From my personal experience, I would say that the analyst meditator develops just this capacity to be still, to be a relatively non-reactive container in the face of the patient’s reactivity and while being reliably responsive to transference needs. In non-reactivity, empathy does indeed grow, but does not, in my experience or the experience of the Zen teachers I know, expand infinitely, nor does it put one in tune with a hidden dimension of transpersonal experience.

Kohut (Citation1981), in his final paper, “On Empathy,” lamented the “misalliance” of biology and psychology that led to drive theory. Introspection and empathy, he said, defined “our field as the inner life of man and therefore we are psychologists.” Perhaps he would be open to the idea of meditation as a highly refined technique of introspection, but I doubt that he would be sympathetic to the sort of alliance with either Buddhism or quantum physics that gives rise to transcendental or metaphysical theories like “interspace” or “interbeing.” Caught between the Scylla of Raanan Kulka’s “ethical psychoanalysis” and the Charybdis of Mindfulness, I feel myself trying to steer clear of both the transcendent and metaphysical on the one hand and the instrumental on the other.
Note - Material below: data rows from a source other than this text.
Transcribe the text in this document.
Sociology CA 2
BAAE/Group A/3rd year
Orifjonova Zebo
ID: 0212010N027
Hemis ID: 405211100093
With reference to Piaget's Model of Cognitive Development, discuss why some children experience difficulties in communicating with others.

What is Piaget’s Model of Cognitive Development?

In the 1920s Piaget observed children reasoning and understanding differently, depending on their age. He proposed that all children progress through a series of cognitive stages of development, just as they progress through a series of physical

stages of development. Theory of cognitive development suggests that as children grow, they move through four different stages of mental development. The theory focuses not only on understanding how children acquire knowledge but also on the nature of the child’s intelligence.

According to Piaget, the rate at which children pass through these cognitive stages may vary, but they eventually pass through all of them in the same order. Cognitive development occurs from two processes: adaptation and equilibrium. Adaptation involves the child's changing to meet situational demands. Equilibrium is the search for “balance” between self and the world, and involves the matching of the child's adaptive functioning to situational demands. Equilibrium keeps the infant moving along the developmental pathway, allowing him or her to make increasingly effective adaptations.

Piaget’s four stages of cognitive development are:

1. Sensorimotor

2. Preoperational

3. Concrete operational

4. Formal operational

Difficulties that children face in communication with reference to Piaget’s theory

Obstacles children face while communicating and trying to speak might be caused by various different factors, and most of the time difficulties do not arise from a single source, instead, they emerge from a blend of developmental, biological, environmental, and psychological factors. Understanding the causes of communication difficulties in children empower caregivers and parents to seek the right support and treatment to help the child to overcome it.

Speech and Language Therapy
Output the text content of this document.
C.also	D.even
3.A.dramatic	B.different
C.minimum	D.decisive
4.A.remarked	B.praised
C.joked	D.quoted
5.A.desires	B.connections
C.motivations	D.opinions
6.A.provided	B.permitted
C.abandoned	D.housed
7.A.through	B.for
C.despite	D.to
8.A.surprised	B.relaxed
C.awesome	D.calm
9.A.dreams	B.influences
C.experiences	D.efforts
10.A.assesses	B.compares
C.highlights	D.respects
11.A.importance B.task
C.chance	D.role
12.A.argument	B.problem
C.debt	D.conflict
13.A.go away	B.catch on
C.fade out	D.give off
As more and more psychologists and psychoanalysts not only practice meditation, but become part of the next generation of meditation teachers, both disciplines will be transformed in ways we are only beginning to appreciate. Analysts will be changed by their meditation practices, to be sure, but those practices themselves are in the process of being changed as we increasingly recognize the psychological blindspots built into many meditation traditions. Progress will be made if and when we recognize both traditions hold within them complexities and contradictions that require correctives from the other.

Barry Magid, M.D.

Issue Editor

References

  • Kohut, H. (1981). On empathy. In P. Ornstein (Ed.). (1991), The search for the self;selected writings of Heinz Kohut 1978–1981 (Vol. 4, pp. 525–536). IUP.
  • Purser, R. (2019). McMindfulness: How mindfulness became the new capitalist spirituality. Repeater Books.
  • Rosenbaum, R., & Magid, B. (2016). What’s wrong with mindfulness (and what isn’t). Wisdom.